Case in point – lots of drunken late night trouble at a takeaway in Manchester? Get it closed down! Simples!
‘What’s that? You didn’t want a fight, you just wanted a late-night snack after clubbing? Too bad, citizen! Move along, or we’ll ask for a curfew next!’
I know the world’s moved on, and we can’t have Dixon of Dock Green anymore, but we aren’t at Judge Dredd just yet! Are we?
How about a sticker for all civil servants stating “This otherwise unemployable cretin must not be used for making any moronic decisions and issuing diktats of utter stupidity”?
I have always wanted to make a trip to Buckfast Abbey – sadly I havent made it yet. It sounds a heaveny place, and its brews are famous.
Around here, given the prices charged, it is known as Fast Buck Abbey.
Some get a kick from cocaine buck we get a kick out of you.

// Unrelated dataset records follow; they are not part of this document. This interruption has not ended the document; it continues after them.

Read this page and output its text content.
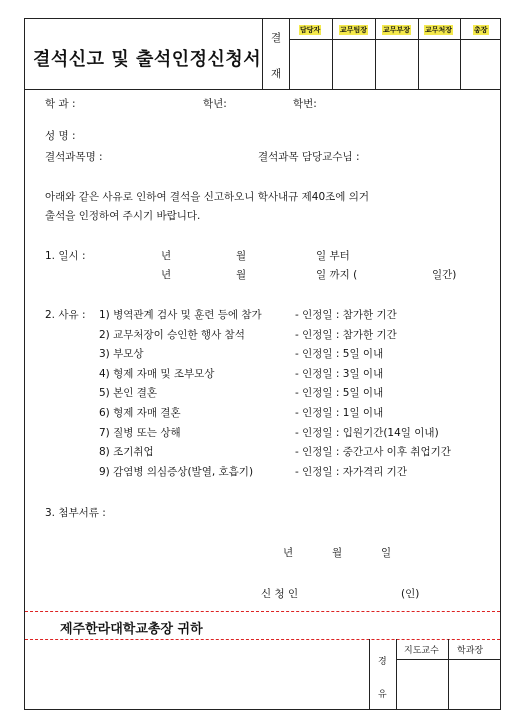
결석신고 및 출석인정신청서
결
재
담당자	교무팀장 교무부장 교무처장	총장
학 과 :	학년:	학번:
성 명 :
결석과목명 :	결석과목 담당교수님 :
아래와 같은 사유로 인하여 결석을 신고하오니 학사내규 제40조에 의거
출석을 인정하여 주시기 바랍니다.
1. 일시 :	년	월	일 부터
년	월	일 까지 (	일간)
2. 사유 : 1) 병역관계 검사 및 훈련 등에 참가	- 인정일 : 참가한 기간
2) 교무처장이 승인한 행사 참석	- 인정일 : 참가한 기간
3) 부모상	- 인정일 : 5일 이내
4) 형제 자매 및 조부모상	- 인정일 : 3일 이내
5) 본인 결혼	- 인정일 : 5일 이내
6) 형제 자매 결혼	- 인정일 : 1일 이내
7) 질병 또는 상해	- 인정일 : 입원기간(14일 이내)
8) 조기취업	- 인정일 : 중간고사 이후 취업기간
9) 감염병 의심증상(발열, 호흡기)	- 인정일 : 자가격리 기간
3. 첨부서류 :
년	월	일
신 청 인	(인)
제주한라대학교총장 귀하
경
유
지도교수 학과장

I seem to recall Buckie and Lannie being widely advertised back in my Springburn days. As an ignorant English I quickly learned they weren’t aimed at the same clientele as Sanatgen.
I also recall that even the hardened factory hand drinkers looked down on wine drinkers. And they shared taxis to the local bar on their half hour shift breaks.

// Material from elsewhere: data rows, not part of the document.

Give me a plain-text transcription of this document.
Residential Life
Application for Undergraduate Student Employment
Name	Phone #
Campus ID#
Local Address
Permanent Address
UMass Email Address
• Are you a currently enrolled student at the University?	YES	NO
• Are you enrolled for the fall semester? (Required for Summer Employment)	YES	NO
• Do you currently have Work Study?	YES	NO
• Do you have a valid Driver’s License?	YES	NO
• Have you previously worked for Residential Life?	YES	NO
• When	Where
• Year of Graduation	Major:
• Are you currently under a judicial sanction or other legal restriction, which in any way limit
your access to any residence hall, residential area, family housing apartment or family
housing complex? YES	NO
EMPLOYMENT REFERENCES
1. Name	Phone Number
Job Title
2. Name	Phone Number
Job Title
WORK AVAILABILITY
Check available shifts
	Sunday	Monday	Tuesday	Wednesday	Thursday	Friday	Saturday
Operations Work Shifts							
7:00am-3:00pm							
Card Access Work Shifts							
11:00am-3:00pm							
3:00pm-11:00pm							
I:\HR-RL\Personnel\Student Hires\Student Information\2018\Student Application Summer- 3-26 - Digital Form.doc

What about the favourite tipple of Ena Sharples’ generation, Dr Collis Browns Mixture. That was before they were obliged to change the formula of course.
Pity that.
Don’t forget the old headbanger – “Barley Wine”, a beer with an alcohol strength of 8 to 12% by volume and is brewed from specific gravities as high as 1.120.
Barley Wine is also (around here, anyway) known as “Old Ale”.

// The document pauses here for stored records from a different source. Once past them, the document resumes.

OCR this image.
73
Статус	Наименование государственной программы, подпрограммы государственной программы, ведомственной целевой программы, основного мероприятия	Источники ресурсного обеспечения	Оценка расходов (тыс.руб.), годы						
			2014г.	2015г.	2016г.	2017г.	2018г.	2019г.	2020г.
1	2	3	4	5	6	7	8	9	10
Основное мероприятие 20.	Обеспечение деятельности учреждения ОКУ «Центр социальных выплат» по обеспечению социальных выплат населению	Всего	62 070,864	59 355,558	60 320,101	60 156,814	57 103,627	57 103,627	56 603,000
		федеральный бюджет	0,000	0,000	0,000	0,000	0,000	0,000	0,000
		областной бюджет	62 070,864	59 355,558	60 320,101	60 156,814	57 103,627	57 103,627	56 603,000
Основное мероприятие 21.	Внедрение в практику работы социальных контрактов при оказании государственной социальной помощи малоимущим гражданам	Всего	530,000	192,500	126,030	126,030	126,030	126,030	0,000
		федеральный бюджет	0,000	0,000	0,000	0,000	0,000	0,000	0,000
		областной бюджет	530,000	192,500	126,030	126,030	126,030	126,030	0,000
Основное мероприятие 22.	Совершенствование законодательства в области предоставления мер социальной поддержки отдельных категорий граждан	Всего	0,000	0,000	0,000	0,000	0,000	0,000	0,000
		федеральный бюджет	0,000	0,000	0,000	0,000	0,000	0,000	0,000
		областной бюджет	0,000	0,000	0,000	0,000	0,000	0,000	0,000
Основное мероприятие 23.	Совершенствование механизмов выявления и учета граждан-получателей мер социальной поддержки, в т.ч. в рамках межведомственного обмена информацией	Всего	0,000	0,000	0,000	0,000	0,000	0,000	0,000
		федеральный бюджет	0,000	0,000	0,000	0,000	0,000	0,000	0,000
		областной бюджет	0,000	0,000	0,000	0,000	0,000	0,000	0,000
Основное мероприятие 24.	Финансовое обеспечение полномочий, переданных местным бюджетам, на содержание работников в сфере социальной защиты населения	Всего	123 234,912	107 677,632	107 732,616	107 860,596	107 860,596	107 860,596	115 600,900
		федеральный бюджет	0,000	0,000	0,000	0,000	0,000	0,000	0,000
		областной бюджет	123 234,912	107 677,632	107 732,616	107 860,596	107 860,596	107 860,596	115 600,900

Hence the mixed drink known as a “Mother-in-Law”:- Old & Bitter…
At one time a baby mixture for gastric wind contained alchohol, was sort of aniseed flavoured. Some odd persons became accidentally alchoholic!! A pregnant mum told me me her dad glugged many bottles of cough mixture a week. Apart from being zonked out on the settee with the Daily mirror over his face, he was no real harm. He had not booted anyone in the head. I think it had morphia in it. So many substances affect us humans. The fish are said to change sex due to waterbourne presence of plastics residues. Those small empty Red Bull tins ( sticker?) can be twisted , pulled apart and twisted in someones eye socket. How do I know? I saw the drug fuelled HOODIE (sticker hoodie hoods) challenge the gent for his computer case. Twist the can, take it apart and hold it knifewise in front of him……I scarpered on by, as fast as a lady in her seventies, assisted by her stick, could scuttle. I emailed Red Bull and said my part. Got a very supercilious/patronising reply. I suggest we sticker some police management, who could be addressing more urgent matters.
One amusing though possibly apocryphal story from my days in the law was a barrister who like many found his job a little tedious —-it was said in order to get through the day he would enter court coughing loudly and then ostentatiosly place on the bench before him a large bottle of Owbridges Cough Mixture. Periodically when things got duller than usual he would proceed to cough loudly and reach for the bottle and take a swig and the coughing would cease. Yes all will have guessed that so it came to be said cherry brandy had been substituted for the cough mixture.
100% of criminals consume water, so all taps should be labelled.